L'historien John Laughland décrypte le contenu du livre de fiction récemment publié par un ancien chef militaire de l'OTAN le général Shirreff, dont le scénario de la guerre avec la Russie reste «tout à fait plausible» selon son auteur.
2017, La Guerre contre la Russie, publié le 19 mai 2016 à Londres par l'ancien vice-commandant suprême de l’OTAN, le général britannique Sir Richard Shirreff, n'est pas seulement un triste avertissement de l'état d'esprit qui règne dans les plus hautes sphères de l'alliance atlantique, dont les élites sont convaincues que la Russie est leur ennemi numéro 1. Ce livre nous fournit aussi, involontairement, la preuve que les militaires britanniques et américains sont déconnectés de la réalité, et cela est bien dangereux.

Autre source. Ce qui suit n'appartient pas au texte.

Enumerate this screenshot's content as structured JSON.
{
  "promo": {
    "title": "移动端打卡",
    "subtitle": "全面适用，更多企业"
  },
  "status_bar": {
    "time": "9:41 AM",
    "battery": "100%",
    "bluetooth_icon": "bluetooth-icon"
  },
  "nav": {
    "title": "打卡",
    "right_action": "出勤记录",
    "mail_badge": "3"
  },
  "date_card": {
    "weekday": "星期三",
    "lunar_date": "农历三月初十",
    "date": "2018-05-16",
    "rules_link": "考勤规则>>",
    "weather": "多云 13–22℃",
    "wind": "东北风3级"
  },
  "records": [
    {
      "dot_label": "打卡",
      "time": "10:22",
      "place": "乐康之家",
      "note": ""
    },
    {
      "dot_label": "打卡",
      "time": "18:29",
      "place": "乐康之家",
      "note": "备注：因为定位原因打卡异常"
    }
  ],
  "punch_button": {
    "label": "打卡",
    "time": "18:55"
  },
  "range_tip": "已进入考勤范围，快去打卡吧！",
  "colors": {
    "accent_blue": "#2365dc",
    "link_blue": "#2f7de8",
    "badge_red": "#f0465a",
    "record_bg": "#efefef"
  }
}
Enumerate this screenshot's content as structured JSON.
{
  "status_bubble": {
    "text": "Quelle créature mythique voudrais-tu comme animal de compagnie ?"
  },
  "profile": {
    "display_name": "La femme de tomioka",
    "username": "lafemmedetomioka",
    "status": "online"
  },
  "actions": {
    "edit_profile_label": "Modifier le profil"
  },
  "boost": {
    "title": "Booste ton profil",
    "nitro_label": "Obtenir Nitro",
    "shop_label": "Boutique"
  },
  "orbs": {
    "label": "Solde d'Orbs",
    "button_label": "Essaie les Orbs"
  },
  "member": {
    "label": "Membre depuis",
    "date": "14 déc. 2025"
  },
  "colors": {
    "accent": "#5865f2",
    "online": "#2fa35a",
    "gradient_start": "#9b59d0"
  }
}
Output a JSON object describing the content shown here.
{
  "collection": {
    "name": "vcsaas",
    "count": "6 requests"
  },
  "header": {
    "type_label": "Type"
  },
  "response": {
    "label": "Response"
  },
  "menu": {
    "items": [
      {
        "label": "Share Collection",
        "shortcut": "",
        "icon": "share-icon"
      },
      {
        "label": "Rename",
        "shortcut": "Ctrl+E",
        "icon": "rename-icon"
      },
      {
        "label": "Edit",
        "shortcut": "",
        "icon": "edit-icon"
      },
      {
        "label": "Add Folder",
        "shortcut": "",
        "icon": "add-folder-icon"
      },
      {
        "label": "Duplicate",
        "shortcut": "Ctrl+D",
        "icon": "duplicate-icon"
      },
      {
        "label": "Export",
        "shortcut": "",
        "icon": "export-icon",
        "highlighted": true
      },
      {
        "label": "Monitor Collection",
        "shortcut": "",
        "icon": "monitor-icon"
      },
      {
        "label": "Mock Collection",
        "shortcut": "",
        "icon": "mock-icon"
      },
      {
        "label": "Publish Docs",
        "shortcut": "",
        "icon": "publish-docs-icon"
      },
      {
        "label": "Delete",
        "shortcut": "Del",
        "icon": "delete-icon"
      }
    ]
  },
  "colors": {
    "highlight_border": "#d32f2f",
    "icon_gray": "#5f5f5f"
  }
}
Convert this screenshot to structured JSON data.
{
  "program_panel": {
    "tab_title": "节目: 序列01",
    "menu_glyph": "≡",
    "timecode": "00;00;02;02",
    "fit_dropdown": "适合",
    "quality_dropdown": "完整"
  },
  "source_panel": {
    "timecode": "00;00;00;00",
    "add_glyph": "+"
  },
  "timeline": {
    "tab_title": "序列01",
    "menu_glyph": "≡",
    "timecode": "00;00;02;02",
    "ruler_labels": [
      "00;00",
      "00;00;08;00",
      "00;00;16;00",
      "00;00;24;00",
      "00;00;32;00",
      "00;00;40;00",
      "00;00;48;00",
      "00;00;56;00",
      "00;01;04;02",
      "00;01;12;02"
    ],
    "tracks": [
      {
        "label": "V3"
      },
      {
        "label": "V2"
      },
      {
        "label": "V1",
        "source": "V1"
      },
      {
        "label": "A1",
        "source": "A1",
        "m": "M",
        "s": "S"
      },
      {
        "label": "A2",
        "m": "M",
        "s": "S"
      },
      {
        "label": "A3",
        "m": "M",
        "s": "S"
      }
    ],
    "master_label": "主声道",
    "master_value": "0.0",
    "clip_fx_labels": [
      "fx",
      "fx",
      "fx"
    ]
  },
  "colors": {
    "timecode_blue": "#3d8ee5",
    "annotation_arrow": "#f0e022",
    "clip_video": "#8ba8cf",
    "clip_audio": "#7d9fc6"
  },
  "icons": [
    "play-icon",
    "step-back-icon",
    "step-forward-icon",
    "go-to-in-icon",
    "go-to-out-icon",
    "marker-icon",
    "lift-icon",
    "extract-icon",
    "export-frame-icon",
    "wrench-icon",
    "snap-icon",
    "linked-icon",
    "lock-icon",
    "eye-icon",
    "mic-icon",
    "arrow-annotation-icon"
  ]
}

En termes de prévoyance politique ou militaire, ses réflexions valent exactement ce que vaut tout ouvrage de fiction, c’est-à-dire rien
General Sir Richard Shirreff était jusqu'en 2014 commandant suprême adjoint des forces alliées en Europe (DSACEUR), soit le numéro deux dans la structure de commandement de l'OTAN. Il s'est ensuite recyclé dans le privé, ayant créé une société de consulting avec un ancien ministre travailliste. Son livre est préfacé par un amiral américain qui est un ancien commandant suprême de l'OTAN. Celui-ci appuie les thèses de son collègue britannique, un homme qu'il décrit comme «brillant» et «totalement fiable».
L'amiral Stavridis ouvre d'ailleurs sa préface en citant l'actuel chef d'état-major de l'armée de terre américaine, le général Milley qui, lors de sa comparution formelle devant la Commission des Forces armées du Sénat qui a validé sa nomination en 2015, a dit explicitement que la menace principale pour les Etats-Unis, c'est la Russie. Cette opinion est partagée par l'actuel chef d'état-major des armées, le général Dunford.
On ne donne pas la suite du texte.